Still, Nomura analysts Benjamin Lo and Sylvia Chan downgraded MTR stock to “neutral” from “buy,” citing near term headwinds. Among the cash-flow headwinds identified were lower-than-expected patronage growth at MTR’s two new lines and an upward revision in the company’s capital expenditure budget.
Meanwhile, the dollar index, which tracks the dollar against a basket of six major currencies, slipped on the back of weaker-than-expected U.S. producer prices. The index stood at 93.468 at 2:45 p.m. HK/SIN, below levels around the 93.4 handle seen in the previous session. Ahead, the release of U.S. July CPI due during the U.S. trading day is expected to influence the direction of the dollar.
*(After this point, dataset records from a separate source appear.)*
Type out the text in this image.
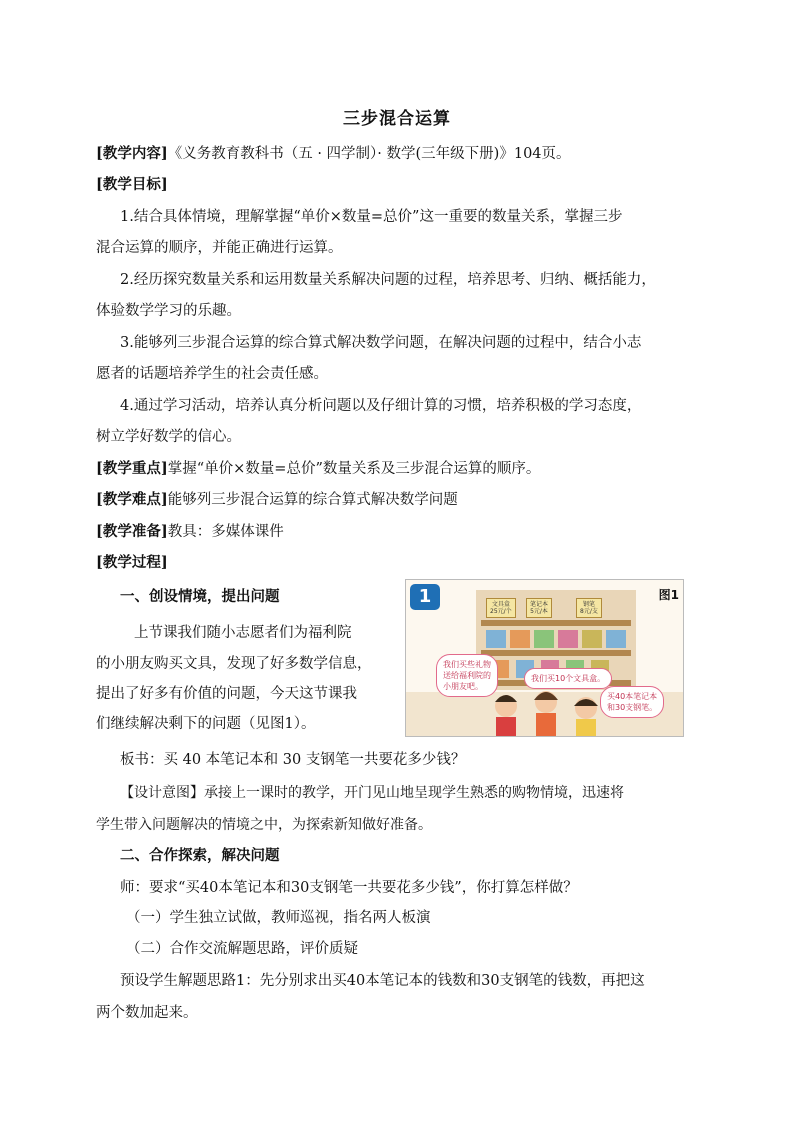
三步混合运算
[教学内容]《义务教育教科书（五 · 四学制）· 数学(三年级下册)》104页。
[教学目标]
1.结合具体情境，理解掌握“单价×数量=总价”这一重要的数量关系，掌握三步
混合运算的顺序，并能正确进行运算。
2.经历探究数量关系和运用数量关系解决问题的过程，培养思考、归纳、概括能力，
体验数学学习的乐趣。
3.能够列三步混合运算的综合算式解决数学问题，在解决问题的过程中，结合小志
愿者的话题培养学生的社会责任感。
4.通过学习活动，培养认真分析问题以及仔细计算的习惯，培养积极的学习态度，
树立学好数学的信心。
[教学重点]掌握“单价×数量=总价”数量关系及三步混合运算的顺序。
[教学难点]能够列三步混合运算的综合算式解决数学问题
[教学准备]教具：多媒体课件
[教学过程]
一、创设情境，提出问题
上节课我们随小志愿者们为福利院
的小朋友购买文具，发现了好多数学信息，
提出了好多有价值的问题，今天这节课我
们继续解决剩下的问题（见图1）。
1	图1
文具盒
25元/个
笔记本
5元/本
钢笔
8元/支
我们买些礼物
送给福利院的
小朋友吧。
我们买10个文具盒。
买40本笔记本
和30支钢笔。
板书：买 40 本笔记本和 30 支钢笔一共要花多少钱？
【设计意图】承接上一课时的教学，开门见山地呈现学生熟悉的购物情境，迅速将
学生带入问题解决的情境之中，为探索新知做好准备。
二、合作探索，解决问题
师：要求“买40本笔记本和30支钢笔一共要花多少钱”，你打算怎样做？
（一）学生独立试做，教师巡视，指名两人板演
（二）合作交流解题思路，评价质疑
预设学生解题思路1：先分别求出买40本笔记本的钱数和30支钢笔的钱数，再把这
两个数加起来。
“The drop in PPI signals potential weakness in CPI, but even if consumer prices tick higher like economist[s] anticipate, it won’t be enough because the Federal Reserve doesn’t feel good about inflation,” BK Asset Management Managing Director Kathy Lien said in a note.
Heightened geopolitical tensions between the U.S. and North Korea also meant that the dollar/yen pair would have a difficult time responding to positive data, Lien added.
In other currency market news, the Philippine peso fell to an 11-year low against the dollar, according to Reuters. The currency traded at 50.970 pesos to the dollar at 2:41 p.m. HK/SIN after falling to as little as 51.073 pesos earlier in the session.
Oil prices extended losses after slumping more than 1.5 percent overnight on oversupply concerns, Reuters reported. Brent crude declined 0.58 percent to trade at $51.60 a barrel and U.S. crude erased 0.64 percent to trade at $48.28.
In economic news, second-quarter Singapore GDP growth was revised upwards to 2.2 percent compared to the previous quarter, above an earlier estimate of 0.4 percent growth. The figure reflected a 2.9 percent rise compared to one year ago.
Markets stateside tumbled on the back of the U.S.-North Korea geopolitical tensions, with the Dow Jones industrial average falling 0.93 percent to close at 21,844.01. The Nasdaq dropped 2.13 percent, or 135.46 points, to finish at 6,216.87.